We left Rocester by way of the eastern bank of The River Dove. The walk was easy as we basically followed the river downstream. The only alarm was provided by the clay pigeon shoot at The Doveridge Sporting Club. Until we realised what was happening, our paranoia played all sorts of tricks! The old Dove Bridge marked the end of our peaceful riverside walk. This is quite a landmark as it is visible from the adjacent A50 and always looks dramatic with water frothing over the weir.

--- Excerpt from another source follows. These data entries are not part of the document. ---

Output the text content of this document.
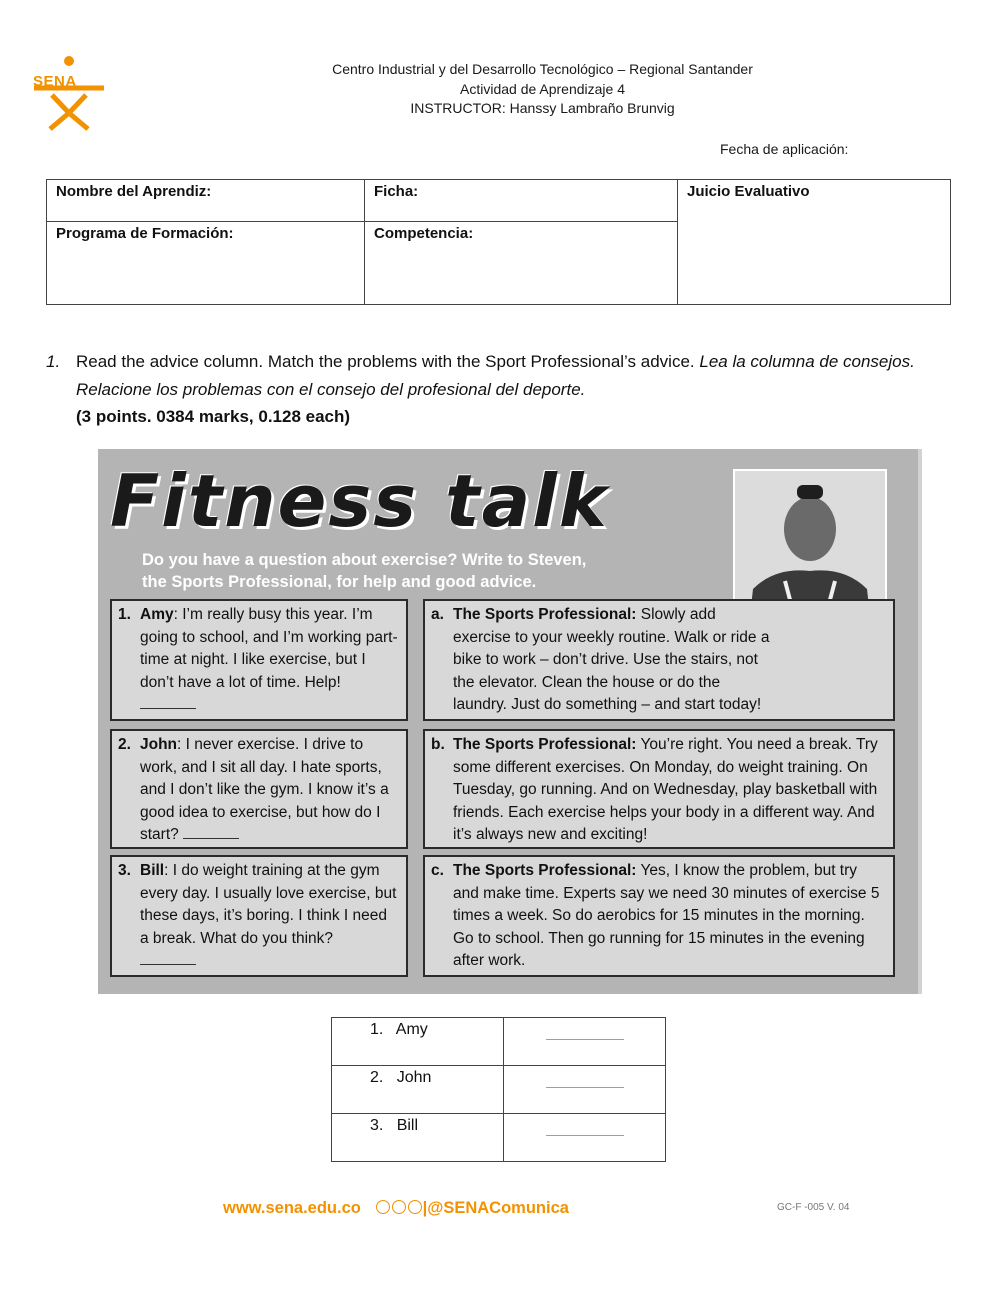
SENA
Centro Industrial y del Desarrollo Tecnológico – Regional Santander
Actividad de Aprendizaje 4
INSTRUCTOR: Hanssy Lambraño Brunvig
Fecha de aplicación:
Nombre del Aprendiz:	Ficha:	Juicio Evaluativo
Programa de Formación:	Competencia:	
1. Read the advice column. Match the problems with the Sport Professional’s advice. Lea la columna de consejos. Relacione los problemas con el consejo del profesional del deporte.
(3 points. 0384 marks, 0.128 each)
Fitness talk
Do you have a question about exercise? Write to Steven,
the Sports Professional, for help and good advice.
1. Amy: I’m really busy this year. I’m going to school, and I’m working part-time at night. I like exercise, but I don’t have a lot of time. Help!

2. John: I never exercise. I drive to work, and I sit all day. I hate sports, and I don’t like the gym. I know it’s a good idea to exercise, but how do I start?
3. Bill: I do weight training at the gym every day. I usually love exercise, but these days, it’s boring. I think I need a break. What do you think?

a. The Sports Professional: Slowly add exercise to your weekly routine. Walk or ride a bike to work – don’t drive. Use the stairs, not the elevator. Clean the house or do the laundry. Just do something – and start today!
b. The Sports Professional: You’re right. You need a break. Try some different exercises. On Monday, do weight training. On Tuesday, go running. And on Wednesday, play basketball with friends. Each exercise helps your body in a different way. And it’s always new and exciting!
c. The Sports Professional: Yes, I know the problem, but try and make time. Experts say we need 30 minutes of exercise 5 times a week. So do aerobics for 15 minutes in the morning. Go to school. Then go running for 15 minutes in the evening after work.
1. Amy	
2. John	
3. Bill	
www.sena.edu.co	|@SENAComunica	GC-F -005 V. 04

The Dove Bridge near Uttoxeter
The Dove Bridge near Uttoxeter

Fortunately, there is an underpass these days beneath the A50; from the 1996 official guide book to The Staffordshire Way it sounded as if we were in for some juggernaut-dodging! The Way skirted the racecourse and brought us to the edge of Uttoxeter itself. We followed our lunchtime instincts up Bridge Street, and stopped at the first hostelry: The Old Swan. This is a Wetherspoons pub, but it certainly fit the bill with comfortable sofas and decent food (vegetable soup and chicken & tomato paninis). Indeed our sense of comfort almost got the better of us as we found ourselves contemplating the possibility of a ‘bus to Abbots Bromley.

Our afternoon’s seven miles were unnecessarily arduous. We regretted not looking for a ‘bus to Abbotts Bromley! It was a matter of stiles. The three miles from Uttoxeter to Hobb Lane resembled an assault course!

Evidence that we were in real country! Spotted near a stile at Knightsfield Farm
Evidence that we were in real country! Spotted near a stile at Knightsfield Farm

Looking into this, IPROW (The Institute of Public Rights Of Way) used to issue clear guidelines on the structure of stiles,  but their admirably clear webpage no longer exists. I found this on the website.  We encountered the following problems on this Uttoxeter to Hobb Lane section:

  • the stiles were far too high
  • the hand-holding (higher) post was often missing or had been sawn off
  • steps were often non-existent; when present they were damaged or defective
  • wire mesh was often placed against the rails, preventing getting a foothold on those stiles which had no proper steps

It is our feeling that the state of stiles on public rights of way are a national disgrace. As a result, many of these ways are unusable for those with health issues or whose agility is compromised by age.

Sunset. Where's Abbots Bromley?
Sunset. Where’s Abbots Bromley?

The land south of Hobb Lane was rather featureless – a landscape dominated by the regimented ranks of conifer plantations, and with precious little hedgerow. We limped into Abbots Bromley in the twilight of  six o’clock. By this stage our progress had slowed to the point at which curious dogs bounded up towards us but did not do us the honour of barking!

We entered the village via Schoolhouse Lane; this thoroughfare led us to the welcoming lights of The Goat’s Head – a timbered hostelry which proved to be very hospitable.

Dark by the time The Goat's Head hoves into view
Dark by the time The Goat’s Head hoves into view

Starters of battered goats’ cheese were followed by faggots and peas and fish pie. We were due to stay the night at Marsh Farm, about a mile out of the village, ironically on the B5013 road back to Uttoxeter! We were stiff and tired; it was dark; we called the local taxi out of Rugeley to take us up the road. It wasn’t long before we were in bed watching Holby City. On waking the next morn, neither of us could remember how the episode had ended!